災害時こそ地域で支え合い、共に生きる社会をつくるために

NHK
2023年12月8日 午後5:58 公開

出演:香川県防災士会・防災士

秋村 英里さん

(2023年12月8日(金)放送)

障害などがある方のさまざまな不安とは

 万が一の災害を前に現状で一番気になっているのは、災害が起きた時、障がいなどがある方が、さまざまな不安を抱える可能性があるのではないかという点です。例えば、

〇災害が起きた時に、自分自身がどうなるか想像ができない。
〇避難情報を的確に受け取れるかどうか。
〇体を補助する装具を、急いで着けることができるか心配。
〇他の人に迷惑をかけてしまうと思うと、助けてもらうことをためらってしまう。
〇障がいが重度のため、避難はできないと思っていて、その覚悟もできている。そのため、災害が起きても、避難所に行こうとは思わない。
〇誰がどんなことをしてくれるか分からないので、支援が必要な人をあらかじめ登録しておく市町村の名簿に名前を載せるかどうか迷っている。また、個別の避難計画に、避難などの手助けをしてくれる人の名前などが記入できない。
〇地域の避難訓練などに参加してみたいけれども、案内がない、などなど。

このように、障がいなどがある方には、実はたくさんの不安があるのではと考えています。

支援が必要な人に対する地域の現状

 こうした不安の背景には、障がいのある方など、災害が起きた時に支援が必要な人たちに対する、地域での取り組みに課題があるのではないかと感じています。
 避難に支援が必要な人の情報自体は、現時点でもコミュニティーセンターなどにはあります。また、町歩きで避難経路の確認をして、危険個所の把握や見直しを行っている地域もあります。
 その一方で、障がい者などに対して、地域の防災情報や避難経路・避難場所などの発信が十分にできていない地域も多いと感じています。
 また、地域で行われている避難訓練では、健常者が障がい者役となって車椅子等で参加することもあるために、障がいがある方についての正確な理解が進まないケースもあるのではないか、とも考えています。
 発災時には、安否確認や正確な情報を伝える仕組みが必要なのですが、そうした計画の作成についても、地域によって様々というのが現状です。 

避難所の課題とできることをやってもらうという発想

 避難するときに支援が必要になる人は、対応できる設備や人材の整った、いわゆる「福祉避難所」で生活が送れると一般的には思われていますが、地域によってはこうした福祉避難所の登録が少なく、受け入れ人数も少ないので、全員を収容するのは難しい状況です。
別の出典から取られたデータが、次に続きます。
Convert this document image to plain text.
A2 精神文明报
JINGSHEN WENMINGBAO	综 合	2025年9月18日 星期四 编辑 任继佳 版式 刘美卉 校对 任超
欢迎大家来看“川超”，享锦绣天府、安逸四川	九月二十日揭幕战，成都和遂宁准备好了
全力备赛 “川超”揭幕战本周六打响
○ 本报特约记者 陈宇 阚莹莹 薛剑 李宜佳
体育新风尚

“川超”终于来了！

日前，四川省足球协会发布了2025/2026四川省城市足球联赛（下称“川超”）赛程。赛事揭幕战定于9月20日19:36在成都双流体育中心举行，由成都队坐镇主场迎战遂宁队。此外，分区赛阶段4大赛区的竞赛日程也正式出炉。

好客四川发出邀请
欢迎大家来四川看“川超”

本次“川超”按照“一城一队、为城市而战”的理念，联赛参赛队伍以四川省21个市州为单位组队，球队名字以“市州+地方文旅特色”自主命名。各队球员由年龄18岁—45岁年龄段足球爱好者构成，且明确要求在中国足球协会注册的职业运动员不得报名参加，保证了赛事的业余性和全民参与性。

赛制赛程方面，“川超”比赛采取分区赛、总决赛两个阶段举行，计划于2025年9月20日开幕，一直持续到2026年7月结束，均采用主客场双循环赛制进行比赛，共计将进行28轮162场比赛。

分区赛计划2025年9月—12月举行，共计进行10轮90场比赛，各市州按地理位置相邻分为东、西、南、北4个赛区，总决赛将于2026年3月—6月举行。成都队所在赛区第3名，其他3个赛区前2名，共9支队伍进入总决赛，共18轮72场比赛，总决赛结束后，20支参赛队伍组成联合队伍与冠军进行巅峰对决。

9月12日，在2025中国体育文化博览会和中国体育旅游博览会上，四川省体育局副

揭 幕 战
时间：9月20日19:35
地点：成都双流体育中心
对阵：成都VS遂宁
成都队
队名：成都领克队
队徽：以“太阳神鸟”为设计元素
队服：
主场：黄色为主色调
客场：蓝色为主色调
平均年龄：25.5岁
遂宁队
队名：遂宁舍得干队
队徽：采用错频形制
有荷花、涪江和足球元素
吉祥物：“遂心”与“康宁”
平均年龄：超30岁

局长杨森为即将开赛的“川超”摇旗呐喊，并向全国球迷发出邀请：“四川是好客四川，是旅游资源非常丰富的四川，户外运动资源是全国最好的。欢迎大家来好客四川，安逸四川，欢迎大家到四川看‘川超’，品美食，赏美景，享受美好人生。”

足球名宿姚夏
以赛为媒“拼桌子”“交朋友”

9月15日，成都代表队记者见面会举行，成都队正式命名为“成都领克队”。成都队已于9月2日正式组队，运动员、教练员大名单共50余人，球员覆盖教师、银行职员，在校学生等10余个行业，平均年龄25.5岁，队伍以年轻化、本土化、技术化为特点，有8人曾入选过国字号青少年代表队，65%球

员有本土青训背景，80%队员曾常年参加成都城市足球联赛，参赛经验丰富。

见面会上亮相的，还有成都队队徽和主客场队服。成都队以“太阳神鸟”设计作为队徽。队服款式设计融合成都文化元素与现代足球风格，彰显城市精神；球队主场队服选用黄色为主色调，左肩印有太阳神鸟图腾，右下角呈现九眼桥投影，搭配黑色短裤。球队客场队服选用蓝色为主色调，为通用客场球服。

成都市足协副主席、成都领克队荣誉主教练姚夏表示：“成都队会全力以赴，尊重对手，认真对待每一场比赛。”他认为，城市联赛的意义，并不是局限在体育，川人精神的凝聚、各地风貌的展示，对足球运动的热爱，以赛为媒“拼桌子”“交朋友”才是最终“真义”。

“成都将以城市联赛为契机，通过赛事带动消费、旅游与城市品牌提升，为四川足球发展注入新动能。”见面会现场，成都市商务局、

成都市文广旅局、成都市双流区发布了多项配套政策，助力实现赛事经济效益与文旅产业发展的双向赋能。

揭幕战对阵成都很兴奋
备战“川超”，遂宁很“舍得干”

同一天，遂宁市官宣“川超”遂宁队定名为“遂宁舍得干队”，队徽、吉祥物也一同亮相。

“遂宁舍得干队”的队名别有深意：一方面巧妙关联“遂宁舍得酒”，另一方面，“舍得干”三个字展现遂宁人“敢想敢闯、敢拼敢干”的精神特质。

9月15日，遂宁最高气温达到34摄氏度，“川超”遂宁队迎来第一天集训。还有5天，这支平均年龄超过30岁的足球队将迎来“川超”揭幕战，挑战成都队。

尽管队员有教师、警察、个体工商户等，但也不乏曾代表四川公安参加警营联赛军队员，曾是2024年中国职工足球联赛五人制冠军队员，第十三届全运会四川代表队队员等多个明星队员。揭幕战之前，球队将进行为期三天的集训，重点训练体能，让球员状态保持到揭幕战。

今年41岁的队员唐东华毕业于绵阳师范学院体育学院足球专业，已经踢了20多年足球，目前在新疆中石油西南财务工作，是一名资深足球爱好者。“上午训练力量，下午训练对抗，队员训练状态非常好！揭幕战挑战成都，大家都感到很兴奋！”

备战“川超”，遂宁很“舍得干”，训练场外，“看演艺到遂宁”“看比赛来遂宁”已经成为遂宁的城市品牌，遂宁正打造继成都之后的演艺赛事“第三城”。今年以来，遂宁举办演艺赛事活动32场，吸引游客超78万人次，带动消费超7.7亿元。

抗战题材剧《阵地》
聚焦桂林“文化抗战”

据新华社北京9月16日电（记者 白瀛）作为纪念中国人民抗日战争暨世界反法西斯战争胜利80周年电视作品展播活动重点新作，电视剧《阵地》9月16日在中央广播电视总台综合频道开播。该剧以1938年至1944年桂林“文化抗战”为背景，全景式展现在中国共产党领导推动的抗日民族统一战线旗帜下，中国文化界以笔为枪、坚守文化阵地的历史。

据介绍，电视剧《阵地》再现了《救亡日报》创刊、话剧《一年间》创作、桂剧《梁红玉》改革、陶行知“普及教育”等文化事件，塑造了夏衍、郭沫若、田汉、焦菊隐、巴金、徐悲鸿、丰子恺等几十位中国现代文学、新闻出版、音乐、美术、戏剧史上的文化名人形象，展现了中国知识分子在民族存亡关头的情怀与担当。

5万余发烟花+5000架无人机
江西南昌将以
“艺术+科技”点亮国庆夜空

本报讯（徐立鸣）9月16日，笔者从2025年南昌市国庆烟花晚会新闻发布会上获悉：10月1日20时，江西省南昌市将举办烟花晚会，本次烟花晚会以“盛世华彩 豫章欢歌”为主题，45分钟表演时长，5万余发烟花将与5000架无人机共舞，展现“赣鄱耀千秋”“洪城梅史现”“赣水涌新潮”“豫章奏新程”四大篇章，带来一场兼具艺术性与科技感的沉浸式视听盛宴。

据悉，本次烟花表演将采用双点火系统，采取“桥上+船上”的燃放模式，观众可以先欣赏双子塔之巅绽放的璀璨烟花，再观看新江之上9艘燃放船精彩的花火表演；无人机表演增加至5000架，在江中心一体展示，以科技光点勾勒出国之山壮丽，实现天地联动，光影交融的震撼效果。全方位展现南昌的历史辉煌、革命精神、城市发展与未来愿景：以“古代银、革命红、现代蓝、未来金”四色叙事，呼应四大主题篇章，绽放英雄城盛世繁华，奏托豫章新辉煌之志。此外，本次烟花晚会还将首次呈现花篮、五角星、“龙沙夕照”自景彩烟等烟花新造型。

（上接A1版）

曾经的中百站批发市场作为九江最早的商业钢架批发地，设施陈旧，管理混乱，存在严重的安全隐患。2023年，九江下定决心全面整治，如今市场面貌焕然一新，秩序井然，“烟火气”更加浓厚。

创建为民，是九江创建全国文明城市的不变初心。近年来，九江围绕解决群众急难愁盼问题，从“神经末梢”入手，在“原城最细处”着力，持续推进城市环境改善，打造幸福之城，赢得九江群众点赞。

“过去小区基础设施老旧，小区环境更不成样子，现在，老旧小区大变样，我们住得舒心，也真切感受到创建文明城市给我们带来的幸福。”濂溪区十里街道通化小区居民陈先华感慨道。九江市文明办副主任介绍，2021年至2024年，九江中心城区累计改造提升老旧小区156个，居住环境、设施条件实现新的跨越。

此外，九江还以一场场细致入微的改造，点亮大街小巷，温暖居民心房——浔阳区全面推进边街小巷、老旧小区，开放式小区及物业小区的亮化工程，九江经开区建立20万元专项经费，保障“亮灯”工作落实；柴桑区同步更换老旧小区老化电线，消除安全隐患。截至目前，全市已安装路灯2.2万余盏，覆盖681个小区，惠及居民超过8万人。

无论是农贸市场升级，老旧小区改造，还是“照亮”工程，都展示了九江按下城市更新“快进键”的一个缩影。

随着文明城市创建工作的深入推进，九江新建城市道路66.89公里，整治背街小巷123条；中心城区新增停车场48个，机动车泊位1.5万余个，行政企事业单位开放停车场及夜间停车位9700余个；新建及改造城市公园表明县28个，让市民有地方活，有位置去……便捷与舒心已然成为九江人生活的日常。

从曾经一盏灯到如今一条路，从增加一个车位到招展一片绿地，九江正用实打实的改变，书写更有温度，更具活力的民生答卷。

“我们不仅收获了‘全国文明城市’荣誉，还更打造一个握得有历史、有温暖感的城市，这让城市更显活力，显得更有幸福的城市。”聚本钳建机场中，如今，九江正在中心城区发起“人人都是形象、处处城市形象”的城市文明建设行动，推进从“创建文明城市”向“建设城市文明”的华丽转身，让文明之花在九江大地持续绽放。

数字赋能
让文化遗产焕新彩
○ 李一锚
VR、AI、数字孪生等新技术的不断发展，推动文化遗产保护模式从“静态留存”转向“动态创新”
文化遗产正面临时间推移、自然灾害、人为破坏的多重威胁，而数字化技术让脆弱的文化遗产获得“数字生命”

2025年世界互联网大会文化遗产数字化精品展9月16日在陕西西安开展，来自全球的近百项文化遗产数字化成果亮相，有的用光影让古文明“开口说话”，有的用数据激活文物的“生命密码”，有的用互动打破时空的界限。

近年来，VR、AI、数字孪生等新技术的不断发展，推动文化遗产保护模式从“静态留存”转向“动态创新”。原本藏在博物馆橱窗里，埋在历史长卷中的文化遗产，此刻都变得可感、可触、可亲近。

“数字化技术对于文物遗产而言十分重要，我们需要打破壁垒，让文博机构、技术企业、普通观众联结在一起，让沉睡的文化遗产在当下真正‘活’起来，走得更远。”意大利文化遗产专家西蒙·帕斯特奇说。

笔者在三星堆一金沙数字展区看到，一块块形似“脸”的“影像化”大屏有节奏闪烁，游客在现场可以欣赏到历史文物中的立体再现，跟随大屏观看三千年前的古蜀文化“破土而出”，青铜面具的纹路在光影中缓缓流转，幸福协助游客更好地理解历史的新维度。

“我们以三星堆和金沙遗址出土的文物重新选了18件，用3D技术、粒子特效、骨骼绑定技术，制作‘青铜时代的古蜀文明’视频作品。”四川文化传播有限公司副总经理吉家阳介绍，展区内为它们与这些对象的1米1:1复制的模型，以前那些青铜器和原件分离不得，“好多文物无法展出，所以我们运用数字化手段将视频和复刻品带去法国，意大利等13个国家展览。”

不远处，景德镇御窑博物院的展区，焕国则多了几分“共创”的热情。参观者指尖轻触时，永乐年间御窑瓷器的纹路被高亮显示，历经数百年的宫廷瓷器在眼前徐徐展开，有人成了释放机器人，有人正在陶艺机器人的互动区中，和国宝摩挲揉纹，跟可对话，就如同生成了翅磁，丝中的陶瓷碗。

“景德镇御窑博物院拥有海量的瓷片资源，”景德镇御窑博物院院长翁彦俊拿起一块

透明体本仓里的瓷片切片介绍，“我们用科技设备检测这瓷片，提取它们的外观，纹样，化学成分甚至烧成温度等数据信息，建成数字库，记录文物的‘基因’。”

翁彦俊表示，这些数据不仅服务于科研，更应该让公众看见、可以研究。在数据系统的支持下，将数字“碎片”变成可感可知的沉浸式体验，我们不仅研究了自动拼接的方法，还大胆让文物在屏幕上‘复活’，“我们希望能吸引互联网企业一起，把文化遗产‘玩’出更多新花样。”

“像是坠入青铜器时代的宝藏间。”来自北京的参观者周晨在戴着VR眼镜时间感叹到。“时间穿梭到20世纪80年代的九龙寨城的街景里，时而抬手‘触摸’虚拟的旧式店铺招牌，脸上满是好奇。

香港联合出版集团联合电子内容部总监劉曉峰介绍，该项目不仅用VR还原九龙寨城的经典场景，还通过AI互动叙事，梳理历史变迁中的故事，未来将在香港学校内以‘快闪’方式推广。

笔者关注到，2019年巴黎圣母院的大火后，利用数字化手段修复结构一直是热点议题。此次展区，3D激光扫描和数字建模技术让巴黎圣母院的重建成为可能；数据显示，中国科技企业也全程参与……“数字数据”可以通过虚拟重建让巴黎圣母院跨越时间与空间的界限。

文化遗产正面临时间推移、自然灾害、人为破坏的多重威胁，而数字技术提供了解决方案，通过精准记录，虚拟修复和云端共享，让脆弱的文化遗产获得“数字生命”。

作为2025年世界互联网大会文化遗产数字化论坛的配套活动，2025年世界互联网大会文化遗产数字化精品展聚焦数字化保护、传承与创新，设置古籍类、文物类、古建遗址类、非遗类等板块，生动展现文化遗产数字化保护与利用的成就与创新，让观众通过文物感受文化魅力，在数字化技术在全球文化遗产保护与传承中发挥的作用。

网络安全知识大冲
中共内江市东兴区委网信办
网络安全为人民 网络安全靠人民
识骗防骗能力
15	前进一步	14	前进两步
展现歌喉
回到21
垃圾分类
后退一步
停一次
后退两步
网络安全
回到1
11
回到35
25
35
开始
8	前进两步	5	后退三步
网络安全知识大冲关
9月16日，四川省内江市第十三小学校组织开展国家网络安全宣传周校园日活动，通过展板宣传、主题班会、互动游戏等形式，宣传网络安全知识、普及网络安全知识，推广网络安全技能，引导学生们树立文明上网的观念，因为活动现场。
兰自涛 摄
このため多くの人たちは、一般の避難所で地域の方たちと共に生活することになると思います。
 このような状況を少しでも改善するには、一般の避難所の中で「介護や医療相談を受けられる空間」を確保する取り組みが必要だと思います。
 一方で、障がいがあっても「できることをやってもらう」という発想も大事です。
たとえば、一般の避難所で地域の方々が中心になって環境の整備などを行なう時、そこで生活を共にする障がい者にも何かできることはないかと、役割や出番等を一緒に考えることも大切だと思います。

自身も相談支援専門員として活動

 私は、防災士と合わせ「相談支援専門員」としても活動しています。
「相談支援専門員」の役割は、障がい等がある本人やその家族が抱える困り事を聞いて、それを解決するために、福祉サービス事業所や地域と困っている人を繋げたり、情報提供や助言を行ったりすることです。
 災害時に支援が必要な人がどんな不安を抱えていて、どう行動しようとしているかなどを、各地区のコミュニティの代表者と話をして、その地域のなかで情報共有ができるようにお願いしています。
 また、自治体が発行するハザードマップや避難所の確認、連絡手段などの協議を、地域で活動をしている関係者の方や、障がいなどがある方と一緒に行いたいと思っています。

災害時も共に生きていくために必要なこと

 いざ災害が起きたときにみんなで共に生きていくためには、例えば仮に救助ができなくても、声掛け支援など、地域ですぐに対応できるような体制を整えておくことが必要だと考えます。そのためには平常時から、地域や行政、関係機関などが横の連携を密にして、支援のプランを共に作り上げていく仕組みが大切です。
 障がい者と一緒に考える機会を作ることや、障がい者が自主的に行う訓練も大切です。日頃から、障がい者の地域での居場所や活動の場を作ることができれば、孤立も防げます。
 「地域との関係づくり」「顔の見える体制づくり」に、これからも取り組んでいきたいと思います。